Meski Dibully, Minat Jadi Banser di Surabaya Semakin Tinggi

Diklatsar Banser II yang berlangsung mulai 2-4 Nopember di Pantai Kenjeran

Surabaya, Bhirawa
Seringnya dibully tak membuat anggota Barisan Ansor Serbaguna (Banser) menyusut. Sebaliknya, justru semakin kuat dengan dibuktikannya untuk menjadi anggota Banser semakin tinggi. Terlebih pasca insiden pembakaran bendera HTI di Limbangan, Garut, Jawa Barat.
Hal itu berkaca dari peserta pendidikan latihan dasar (Diklatsar) Banser ke-2 yang diselenggarakan oleh Gerakan Pemuda Ansor Kota Surabaya yang berlangsung mulai 2-4 Nopember di Pantai Kenjeran.
“Peserta Diklatsar Banser kali ini ada 200 orang, semuanya ber-KTP Surabaya.

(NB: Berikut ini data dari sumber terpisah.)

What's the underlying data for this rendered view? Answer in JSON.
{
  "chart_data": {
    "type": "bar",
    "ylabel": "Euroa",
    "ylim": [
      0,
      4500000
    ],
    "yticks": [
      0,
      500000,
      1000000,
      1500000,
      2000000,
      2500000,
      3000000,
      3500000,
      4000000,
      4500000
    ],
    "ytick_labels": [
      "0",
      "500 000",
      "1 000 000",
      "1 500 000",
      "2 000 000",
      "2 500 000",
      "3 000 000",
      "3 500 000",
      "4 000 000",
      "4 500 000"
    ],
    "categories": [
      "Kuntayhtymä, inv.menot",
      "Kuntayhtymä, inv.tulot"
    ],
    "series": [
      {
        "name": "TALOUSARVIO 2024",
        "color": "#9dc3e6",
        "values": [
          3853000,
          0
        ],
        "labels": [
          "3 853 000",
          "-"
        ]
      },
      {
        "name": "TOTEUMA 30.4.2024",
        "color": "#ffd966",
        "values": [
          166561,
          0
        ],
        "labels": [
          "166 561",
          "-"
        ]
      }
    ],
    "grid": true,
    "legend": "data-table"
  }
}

Sedangkan Diklatsar sebelumnya jumlah peserta 125 orang. Peningkatannya hampir 100 persen. Ini membuktikan minat pemuda dan pemudi NU untuk mengabdi sebagai Banser semakin tinggi,” tutur Ketua GP Ansor Kota Surabaya, HM Faridz Afif.

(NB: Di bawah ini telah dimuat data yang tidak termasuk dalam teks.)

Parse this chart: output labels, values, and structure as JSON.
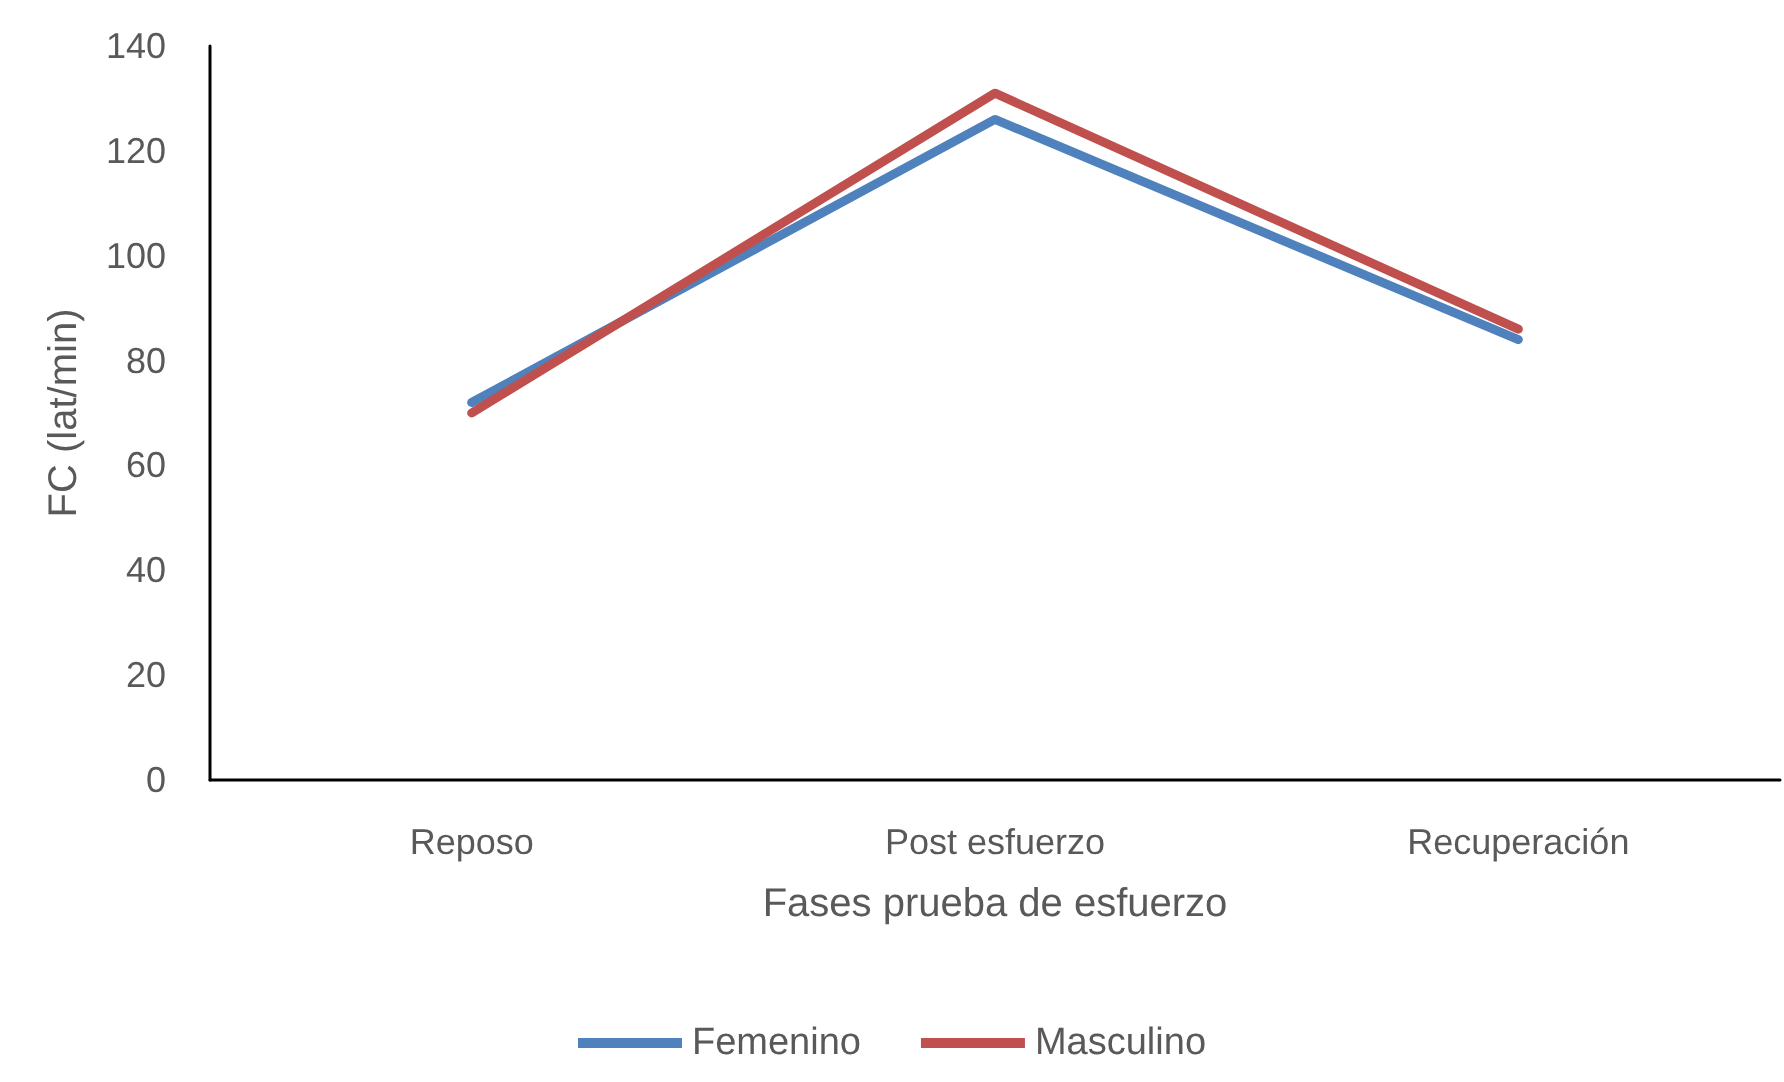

Pria yang akrab disapa Gus Afif ini mengungkapkan, tingginya minat anak muda Kota Surabaya untuk menjadi Banser adalah berkat kiprah nyata Banser di masyarakat selama ini. Karena itu, kampanye negatif yang menyudutkan Banser selama ini tidak terlalu berpengaruh. Karena faktanya justru makin banyak yang bergabung menjadi Banser.
Caleg DPRD Jatim daerah pemilihan Kota Surabaya ini menambahkan, kalau tidak dibatasi peminat menjadi Banser akan semakin membludak. Padahal para calon peserta diklatsar itu bayar dan harus menyiapkan sendiri perlengkapan. Sebab panitia hanya menyiapkan materi pelatihan.
“Mereka ini orang-orang yang ikhlas. Mau gabung Banser rela ikut pelatihan. Padahal Banser itu tidak ada gajinya. Seragam dan sepatunya beli pakai uang sendiri. Ini membuktikan menjadi Banser adalah panggilan jiwa,” imbuh alumni pasca sarjana Unair tersebut.
Putera politisi senior PKB, Ali Yakub ini menjelaskan, menjadi Banser tidak mudah dan bukan buat gagah-gagahan. Seluruh calon anggota Banser wajib mengikuti Diklatsar. Ini untuk memberikan keterampilan dan membentuk mental para calon anggota Banser.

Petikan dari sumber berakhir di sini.